Still we have a certain fascination with terror, as if it should exist only to entertain us. For example, the 11 movies of the Halloween series have, over 40 years, produced a significant body of work reveling in murder and terror.
A history of Halloween
In ancient Britain and Ireland, the Celts celebrated a new years festival, Samhain, held on November 1. Legend has it that during the festival, the world of the gods became visible to humankind. The gods played many tricks on their mortal worshippers. People thought only of danger, fear, and supernatural episodes.
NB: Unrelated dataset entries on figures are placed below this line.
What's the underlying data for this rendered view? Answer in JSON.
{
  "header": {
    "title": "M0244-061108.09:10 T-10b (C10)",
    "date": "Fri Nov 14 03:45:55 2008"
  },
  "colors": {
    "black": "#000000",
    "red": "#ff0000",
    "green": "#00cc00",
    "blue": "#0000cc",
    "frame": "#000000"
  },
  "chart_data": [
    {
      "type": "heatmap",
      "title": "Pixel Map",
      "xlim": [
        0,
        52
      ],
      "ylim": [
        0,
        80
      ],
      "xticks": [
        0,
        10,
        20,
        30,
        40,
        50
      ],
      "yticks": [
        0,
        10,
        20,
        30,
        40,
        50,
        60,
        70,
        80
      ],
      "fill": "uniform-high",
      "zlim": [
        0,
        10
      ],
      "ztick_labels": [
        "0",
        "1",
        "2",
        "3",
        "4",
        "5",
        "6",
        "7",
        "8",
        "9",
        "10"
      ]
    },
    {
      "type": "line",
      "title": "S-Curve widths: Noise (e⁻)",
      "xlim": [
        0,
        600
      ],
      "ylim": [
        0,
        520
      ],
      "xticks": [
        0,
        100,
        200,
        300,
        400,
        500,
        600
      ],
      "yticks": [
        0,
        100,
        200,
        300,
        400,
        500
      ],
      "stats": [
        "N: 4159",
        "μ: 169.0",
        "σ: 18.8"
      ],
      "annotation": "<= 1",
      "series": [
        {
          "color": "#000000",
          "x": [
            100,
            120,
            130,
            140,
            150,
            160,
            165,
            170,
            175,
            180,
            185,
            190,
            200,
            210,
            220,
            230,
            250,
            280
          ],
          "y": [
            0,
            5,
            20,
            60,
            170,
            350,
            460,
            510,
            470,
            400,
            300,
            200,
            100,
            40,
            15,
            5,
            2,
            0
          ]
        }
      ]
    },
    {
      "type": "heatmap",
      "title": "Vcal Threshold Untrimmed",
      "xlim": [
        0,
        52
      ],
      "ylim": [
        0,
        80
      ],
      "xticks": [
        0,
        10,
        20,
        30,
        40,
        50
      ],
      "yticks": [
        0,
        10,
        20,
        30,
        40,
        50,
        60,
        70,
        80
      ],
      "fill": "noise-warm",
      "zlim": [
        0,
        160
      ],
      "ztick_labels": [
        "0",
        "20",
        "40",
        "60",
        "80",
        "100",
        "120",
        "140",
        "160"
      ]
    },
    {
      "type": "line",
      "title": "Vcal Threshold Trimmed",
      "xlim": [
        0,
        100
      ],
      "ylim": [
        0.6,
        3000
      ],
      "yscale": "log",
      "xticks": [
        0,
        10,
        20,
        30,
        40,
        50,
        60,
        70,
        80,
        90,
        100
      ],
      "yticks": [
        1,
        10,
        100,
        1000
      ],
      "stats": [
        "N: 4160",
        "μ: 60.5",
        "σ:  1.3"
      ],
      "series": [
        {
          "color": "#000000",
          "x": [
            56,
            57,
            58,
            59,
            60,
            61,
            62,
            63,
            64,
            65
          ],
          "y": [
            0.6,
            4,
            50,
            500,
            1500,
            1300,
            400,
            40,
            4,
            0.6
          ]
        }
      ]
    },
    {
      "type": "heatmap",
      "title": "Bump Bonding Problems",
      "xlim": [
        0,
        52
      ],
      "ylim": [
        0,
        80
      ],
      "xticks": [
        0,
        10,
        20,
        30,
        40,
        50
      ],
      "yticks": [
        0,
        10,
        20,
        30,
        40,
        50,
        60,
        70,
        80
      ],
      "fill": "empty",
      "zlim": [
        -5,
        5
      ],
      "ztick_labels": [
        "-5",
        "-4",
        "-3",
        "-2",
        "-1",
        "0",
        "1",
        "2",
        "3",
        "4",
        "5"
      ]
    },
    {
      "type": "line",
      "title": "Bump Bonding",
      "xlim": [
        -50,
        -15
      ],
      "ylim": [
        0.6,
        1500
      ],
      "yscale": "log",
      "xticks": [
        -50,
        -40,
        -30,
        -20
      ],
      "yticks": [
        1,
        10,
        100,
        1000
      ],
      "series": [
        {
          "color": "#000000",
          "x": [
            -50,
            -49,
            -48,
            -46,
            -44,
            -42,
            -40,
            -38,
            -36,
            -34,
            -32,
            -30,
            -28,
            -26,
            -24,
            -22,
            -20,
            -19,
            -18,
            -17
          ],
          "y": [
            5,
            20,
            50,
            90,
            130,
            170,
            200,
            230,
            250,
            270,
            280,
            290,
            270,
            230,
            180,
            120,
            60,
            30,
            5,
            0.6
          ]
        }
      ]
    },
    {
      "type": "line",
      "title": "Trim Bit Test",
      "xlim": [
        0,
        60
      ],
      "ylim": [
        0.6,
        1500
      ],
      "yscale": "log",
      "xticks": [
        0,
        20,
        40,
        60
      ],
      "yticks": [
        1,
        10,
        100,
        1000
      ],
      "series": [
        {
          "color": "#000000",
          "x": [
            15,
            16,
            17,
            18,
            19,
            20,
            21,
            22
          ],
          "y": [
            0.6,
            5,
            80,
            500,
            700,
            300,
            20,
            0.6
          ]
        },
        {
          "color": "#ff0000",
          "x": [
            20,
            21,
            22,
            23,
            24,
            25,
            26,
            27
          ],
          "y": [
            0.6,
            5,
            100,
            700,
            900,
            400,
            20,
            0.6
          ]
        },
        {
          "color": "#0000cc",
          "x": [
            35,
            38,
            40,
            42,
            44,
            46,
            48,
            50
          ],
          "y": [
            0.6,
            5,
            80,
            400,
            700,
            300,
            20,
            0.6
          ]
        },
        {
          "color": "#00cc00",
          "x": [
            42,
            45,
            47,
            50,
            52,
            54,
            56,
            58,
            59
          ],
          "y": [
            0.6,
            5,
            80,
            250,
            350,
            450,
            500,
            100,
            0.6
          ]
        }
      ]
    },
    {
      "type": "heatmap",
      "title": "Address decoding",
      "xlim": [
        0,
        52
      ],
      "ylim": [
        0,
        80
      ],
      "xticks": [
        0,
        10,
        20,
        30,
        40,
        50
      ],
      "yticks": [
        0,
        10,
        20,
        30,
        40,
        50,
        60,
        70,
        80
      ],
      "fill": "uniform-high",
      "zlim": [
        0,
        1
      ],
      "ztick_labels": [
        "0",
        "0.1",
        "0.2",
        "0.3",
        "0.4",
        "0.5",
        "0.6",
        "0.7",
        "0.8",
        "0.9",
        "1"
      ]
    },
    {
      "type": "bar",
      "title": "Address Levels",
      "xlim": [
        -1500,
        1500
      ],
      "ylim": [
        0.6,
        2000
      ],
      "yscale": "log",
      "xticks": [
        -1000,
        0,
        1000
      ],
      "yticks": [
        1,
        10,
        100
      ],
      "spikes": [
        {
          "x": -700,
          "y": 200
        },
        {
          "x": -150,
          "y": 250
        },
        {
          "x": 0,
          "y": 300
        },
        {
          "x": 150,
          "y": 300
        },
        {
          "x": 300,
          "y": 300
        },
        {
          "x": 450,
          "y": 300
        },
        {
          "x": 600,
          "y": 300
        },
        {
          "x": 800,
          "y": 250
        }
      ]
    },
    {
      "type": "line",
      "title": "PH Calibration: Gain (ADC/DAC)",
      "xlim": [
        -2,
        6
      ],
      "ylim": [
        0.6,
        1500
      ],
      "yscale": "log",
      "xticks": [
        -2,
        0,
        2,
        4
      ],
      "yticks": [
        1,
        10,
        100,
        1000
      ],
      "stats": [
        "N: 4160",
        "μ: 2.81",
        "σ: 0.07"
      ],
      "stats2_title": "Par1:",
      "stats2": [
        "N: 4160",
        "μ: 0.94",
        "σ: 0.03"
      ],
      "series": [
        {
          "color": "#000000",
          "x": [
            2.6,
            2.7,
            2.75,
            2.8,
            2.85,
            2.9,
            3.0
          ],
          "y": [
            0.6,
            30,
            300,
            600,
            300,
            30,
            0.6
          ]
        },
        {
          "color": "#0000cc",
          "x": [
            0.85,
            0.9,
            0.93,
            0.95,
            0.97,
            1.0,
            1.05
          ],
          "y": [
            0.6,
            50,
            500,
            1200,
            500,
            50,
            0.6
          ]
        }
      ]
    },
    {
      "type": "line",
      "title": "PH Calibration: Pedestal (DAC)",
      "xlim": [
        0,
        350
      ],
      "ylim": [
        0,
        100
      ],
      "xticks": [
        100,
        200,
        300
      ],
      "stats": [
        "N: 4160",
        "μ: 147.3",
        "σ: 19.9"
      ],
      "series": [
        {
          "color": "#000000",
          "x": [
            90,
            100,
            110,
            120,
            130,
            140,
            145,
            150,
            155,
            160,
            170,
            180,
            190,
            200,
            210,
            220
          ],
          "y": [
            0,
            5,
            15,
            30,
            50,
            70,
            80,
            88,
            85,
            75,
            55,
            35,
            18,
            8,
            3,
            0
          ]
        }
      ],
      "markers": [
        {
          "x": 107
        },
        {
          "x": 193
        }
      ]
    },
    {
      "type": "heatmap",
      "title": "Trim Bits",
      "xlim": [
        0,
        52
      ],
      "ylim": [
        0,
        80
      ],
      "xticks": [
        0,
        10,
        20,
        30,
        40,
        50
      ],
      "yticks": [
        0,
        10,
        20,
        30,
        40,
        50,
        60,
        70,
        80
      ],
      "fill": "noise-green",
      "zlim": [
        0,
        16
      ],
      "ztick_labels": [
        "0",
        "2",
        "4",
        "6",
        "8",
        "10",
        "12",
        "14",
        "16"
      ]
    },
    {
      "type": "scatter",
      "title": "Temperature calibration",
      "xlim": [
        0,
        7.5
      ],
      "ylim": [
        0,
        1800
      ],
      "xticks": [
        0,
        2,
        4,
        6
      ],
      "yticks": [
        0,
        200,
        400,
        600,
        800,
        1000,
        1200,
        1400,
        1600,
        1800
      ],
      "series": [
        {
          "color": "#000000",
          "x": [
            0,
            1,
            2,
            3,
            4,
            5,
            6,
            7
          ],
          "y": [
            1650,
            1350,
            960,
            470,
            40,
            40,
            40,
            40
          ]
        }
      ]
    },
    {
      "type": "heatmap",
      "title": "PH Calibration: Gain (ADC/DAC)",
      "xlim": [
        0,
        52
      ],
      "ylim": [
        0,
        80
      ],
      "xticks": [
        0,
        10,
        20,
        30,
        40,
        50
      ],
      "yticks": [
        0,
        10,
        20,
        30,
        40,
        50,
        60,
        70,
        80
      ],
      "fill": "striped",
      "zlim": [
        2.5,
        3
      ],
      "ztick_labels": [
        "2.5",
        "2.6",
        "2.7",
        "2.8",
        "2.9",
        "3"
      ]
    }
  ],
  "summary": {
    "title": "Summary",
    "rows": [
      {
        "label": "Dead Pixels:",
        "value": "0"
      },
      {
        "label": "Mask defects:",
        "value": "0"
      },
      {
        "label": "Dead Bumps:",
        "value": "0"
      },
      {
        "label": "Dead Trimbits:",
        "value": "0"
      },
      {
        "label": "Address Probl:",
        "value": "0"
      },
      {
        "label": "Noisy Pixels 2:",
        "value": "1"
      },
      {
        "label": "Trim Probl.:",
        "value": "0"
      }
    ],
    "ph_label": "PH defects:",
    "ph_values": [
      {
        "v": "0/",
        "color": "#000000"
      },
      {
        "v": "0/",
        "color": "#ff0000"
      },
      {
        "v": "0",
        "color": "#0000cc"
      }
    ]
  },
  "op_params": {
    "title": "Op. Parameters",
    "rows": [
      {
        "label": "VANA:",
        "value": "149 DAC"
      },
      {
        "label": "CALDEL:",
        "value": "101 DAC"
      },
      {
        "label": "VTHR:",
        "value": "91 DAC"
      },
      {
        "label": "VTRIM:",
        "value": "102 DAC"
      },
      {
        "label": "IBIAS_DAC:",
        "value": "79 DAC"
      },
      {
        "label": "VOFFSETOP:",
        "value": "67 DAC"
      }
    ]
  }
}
According to legend, during the Samhain festival, the souls of those who had died return to visit their homes. Those who died during the year journey to the otherworld. People set bonfires on hilltops for relighting their hearth fires for the winter and to frighten away evil spirits. Sometimes they wore masks and other disguises so that the ghosts would not recognize them. It was in those ways that beings such as witches, hobgoblins, fairies, and demons came to be associated with the day. The Romans came and conquered. They added their own celebrations for the passing of the dead and celebrating the goddess of the harvest.
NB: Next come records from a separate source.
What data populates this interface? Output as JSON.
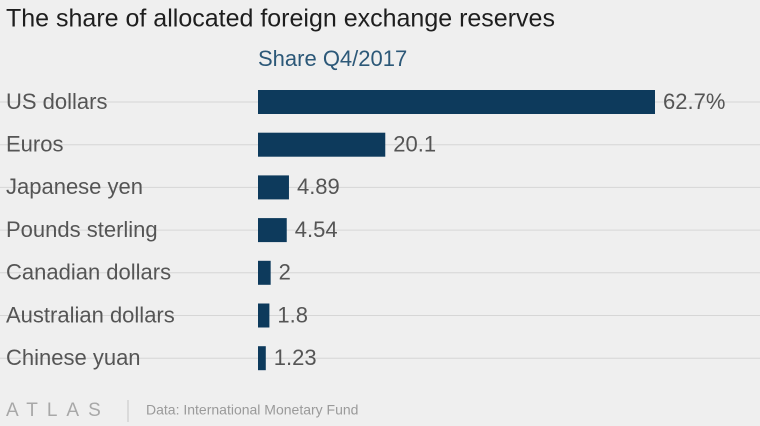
{
  "chart_data": {
    "type": "barh",
    "title": "The share of allocated foreign exchange reserves",
    "subtitle": "Share Q4/2017",
    "categories": [
      "US dollars",
      "Euros",
      "Japanese yen",
      "Pounds sterling",
      "Canadian dollars",
      "Australian dollars",
      "Chinese yuan"
    ],
    "values": [
      62.7,
      20.1,
      4.89,
      4.54,
      2,
      1.8,
      1.23
    ],
    "value_labels": [
      "62.7%",
      "20.1",
      "4.89",
      "4.54",
      "2",
      "1.8",
      "1.23"
    ],
    "color": "#0d3a5c",
    "logo": "ATLAS",
    "source": "Data: International Monetary Fund"
  }
}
By about 700AD, the Roman empire had collapsed, but Christianity had spread to the British Isles. Pope Boniface established All Saints Day. By the end of the middle ages these various traditions had merged. Halloween, All Hallows’ Eve, occurs October 31, followed by All Saints Day on November 1st. After the Reformation, Halloween became a non-religious holiday for Protestants. It came to the United States essentially in its present-day form.
A statue for the victims
In the Jardin de l’Intendant at Hôtel des Invalides is a small, but terrifying statue of a woman. It’s actually a fountain, though the water is usually shut off. It’s well off the street and not marked on either Apple or Google maps. I don’t think tourists know this site. I noticed it from perhaps 50 yards away while walking by. The feminine shape standing alone in the trees is very attractive. Imagine the horror when you realize she is holding her head in her hands. She was dedicated in 1998 to the victims of terrorism following a grisly period of Metro bombings in Paris. To me she represents the true image of the victims of terrorism, a beautiful, shocking, profoundly sad figure.
So it’s Halloween here in Paris. Covid-19 has us locked down. There are terrorists among us. We put out our pumpkins to ward off the evil spirits, knowing that we really don’t have control, but determined to make the best of things anyway.
People remember Franklin Roosevelt for his empty quote, “All we have to fear is fear itself.” Still, if you take that in the context of his first inaugural address, it reads, “the only thing we have to fear is…fear itself — nameless, unreasoning, unjustified terror which paralyzes needed efforts to convert retreat into advance.” It’s a fitting quote for our times.